ねぇ、この茶色っぽいところ、よく見ると小さなひし形がきれいに並んでいるよ。
ほんとね。なんだか"うろこ"みたい。ということは、これは魚の化石かな?
魚かぁ。あっ、こうやって横からみるとヘビみたいにも見えるよ。もしかしたらヘビの化石かもしれない。
大きなヘビだったらちょっと怖(こわ)いな。でもこの茶色いところ、Vっていう字みたいに二つに分かれているわ。魚とかヘビにこうなっているところってあったかしら?
そうだね。そういわれてみると木の枝みたいにも見えるなぁ。でも木にはうろこってないよね。
うーん、どうなのかしら…。

(リンボク)

…おっ、かんがえこんでしまったね。じゃぼくの話をちょっと聞いてくれるかな?
それではまず、自己紹介(じこしょうかい)から…。

 ぼくの名前は『リンボク』。漢字で書くと『鱗木』で、(鱗=魚のうろこのこと)さっき話していたとおり、ぼくのからだの表面がうろこみたいに見えるところからこの名前がついています。

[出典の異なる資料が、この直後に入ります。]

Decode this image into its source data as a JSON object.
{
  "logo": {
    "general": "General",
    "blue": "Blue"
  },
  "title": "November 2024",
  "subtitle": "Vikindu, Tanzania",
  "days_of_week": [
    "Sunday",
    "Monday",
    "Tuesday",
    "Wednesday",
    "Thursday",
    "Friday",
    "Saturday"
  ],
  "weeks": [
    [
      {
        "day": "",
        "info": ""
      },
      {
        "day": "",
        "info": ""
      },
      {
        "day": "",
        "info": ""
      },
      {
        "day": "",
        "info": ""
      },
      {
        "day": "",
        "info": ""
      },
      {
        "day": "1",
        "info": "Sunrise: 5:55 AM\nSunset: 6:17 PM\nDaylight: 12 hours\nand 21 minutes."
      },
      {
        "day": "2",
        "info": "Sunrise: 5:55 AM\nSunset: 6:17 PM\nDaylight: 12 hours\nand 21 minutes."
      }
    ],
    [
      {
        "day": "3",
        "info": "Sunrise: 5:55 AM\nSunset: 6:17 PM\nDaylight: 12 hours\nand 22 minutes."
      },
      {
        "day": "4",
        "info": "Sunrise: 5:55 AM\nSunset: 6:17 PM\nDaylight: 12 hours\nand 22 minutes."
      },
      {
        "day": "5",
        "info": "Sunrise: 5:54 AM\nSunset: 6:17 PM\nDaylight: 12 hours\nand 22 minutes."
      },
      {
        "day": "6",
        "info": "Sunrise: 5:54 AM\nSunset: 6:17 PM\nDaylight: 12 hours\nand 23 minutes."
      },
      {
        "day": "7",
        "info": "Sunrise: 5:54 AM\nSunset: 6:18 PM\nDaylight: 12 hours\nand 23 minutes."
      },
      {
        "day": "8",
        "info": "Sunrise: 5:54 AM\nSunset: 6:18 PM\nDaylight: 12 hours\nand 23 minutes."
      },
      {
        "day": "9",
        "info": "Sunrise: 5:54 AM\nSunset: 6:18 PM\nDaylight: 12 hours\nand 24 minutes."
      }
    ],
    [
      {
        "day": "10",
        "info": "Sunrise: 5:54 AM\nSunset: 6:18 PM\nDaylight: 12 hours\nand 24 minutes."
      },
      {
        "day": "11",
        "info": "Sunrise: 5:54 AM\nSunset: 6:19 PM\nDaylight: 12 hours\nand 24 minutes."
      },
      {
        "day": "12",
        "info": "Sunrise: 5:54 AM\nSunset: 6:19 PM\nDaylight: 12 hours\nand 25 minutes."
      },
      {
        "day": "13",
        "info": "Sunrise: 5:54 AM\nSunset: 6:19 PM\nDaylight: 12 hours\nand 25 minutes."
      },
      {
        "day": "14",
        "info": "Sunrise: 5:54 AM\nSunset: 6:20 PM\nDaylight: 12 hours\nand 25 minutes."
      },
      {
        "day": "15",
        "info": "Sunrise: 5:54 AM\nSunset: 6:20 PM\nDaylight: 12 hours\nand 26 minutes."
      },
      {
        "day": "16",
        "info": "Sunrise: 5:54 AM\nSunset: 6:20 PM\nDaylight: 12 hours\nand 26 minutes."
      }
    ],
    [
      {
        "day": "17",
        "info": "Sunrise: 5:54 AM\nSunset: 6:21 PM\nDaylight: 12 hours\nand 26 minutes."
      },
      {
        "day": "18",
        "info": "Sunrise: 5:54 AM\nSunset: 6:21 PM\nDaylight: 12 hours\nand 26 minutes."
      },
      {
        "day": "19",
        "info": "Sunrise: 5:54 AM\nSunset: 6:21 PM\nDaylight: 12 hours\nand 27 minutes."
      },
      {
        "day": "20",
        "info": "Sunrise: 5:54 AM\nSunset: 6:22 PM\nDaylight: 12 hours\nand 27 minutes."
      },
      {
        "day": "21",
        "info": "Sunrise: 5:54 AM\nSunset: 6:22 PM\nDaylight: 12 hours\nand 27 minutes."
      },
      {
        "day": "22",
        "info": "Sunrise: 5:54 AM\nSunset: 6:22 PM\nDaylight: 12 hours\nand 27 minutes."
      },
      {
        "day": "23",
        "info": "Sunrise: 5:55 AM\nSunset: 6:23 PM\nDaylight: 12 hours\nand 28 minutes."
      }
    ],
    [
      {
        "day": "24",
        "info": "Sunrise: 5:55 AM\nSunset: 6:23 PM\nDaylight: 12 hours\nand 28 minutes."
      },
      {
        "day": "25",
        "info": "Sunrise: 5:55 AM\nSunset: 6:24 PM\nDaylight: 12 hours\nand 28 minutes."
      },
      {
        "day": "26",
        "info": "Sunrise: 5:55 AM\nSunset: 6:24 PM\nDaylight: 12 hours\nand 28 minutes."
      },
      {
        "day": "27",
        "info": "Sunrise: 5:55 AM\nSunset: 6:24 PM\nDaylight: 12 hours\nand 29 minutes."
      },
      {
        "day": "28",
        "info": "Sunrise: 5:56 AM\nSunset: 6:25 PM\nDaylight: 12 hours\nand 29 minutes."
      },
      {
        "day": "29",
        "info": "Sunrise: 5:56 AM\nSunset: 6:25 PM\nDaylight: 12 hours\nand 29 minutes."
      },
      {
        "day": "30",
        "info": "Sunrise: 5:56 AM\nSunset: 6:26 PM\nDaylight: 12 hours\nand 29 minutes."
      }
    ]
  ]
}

 「魚かな?ヘビかな?」とも言っていたけど、最後に話していた「木かな?」というのが正解近くて、シダ植物のヒカゲノカズラ類という仲間です。今から4億年くらい前の、生物がやっと陸上に進出し始めたころに生きていました。初めのうちは1mくらいの高さしか なかったけど、次の石炭紀には高さ40~50m、幹の直径は根元のところで2mくらいまで成長して大森林をつくり、世界中の石炭のもとになりました。

 今、みなさんの身の回りにある木々の多くは、太い幹があって、そこから細い枝が四方にのびてたくさんの葉っぱをつけて…というふうにして成長していきますが、原始的なシダ類の仲間のぼくたちは一本の幹が2つに分かれ、さらにそこからまた2つに分かれ…という叉状分枝(さじょうぶんし/Y字型分枝・二叉分枝=にさぶんしともいう)をして大きく成長します。ぼくのようにはっきりと分かれている様子を見ることができる化石は日本で初めてではないかといわれています。
 そしてY字に分かれた枝の先に、胞子をつけた小さい葉っぱをたくさんつけています。この葉っぱが落ちた後「葉枕(ようちん)」がうろこのように見えるのです。

 ぼくの仲間たちが同じガラスケースの中にもいます。ほんの一部分しか見えないので、魚やヘビの化石のようにも見えるけど、ちゃんと植物の仲間です。ぼくよりももっとはっきり"うろこ模様"がみえる仲間もいるからぜひ会っていってね。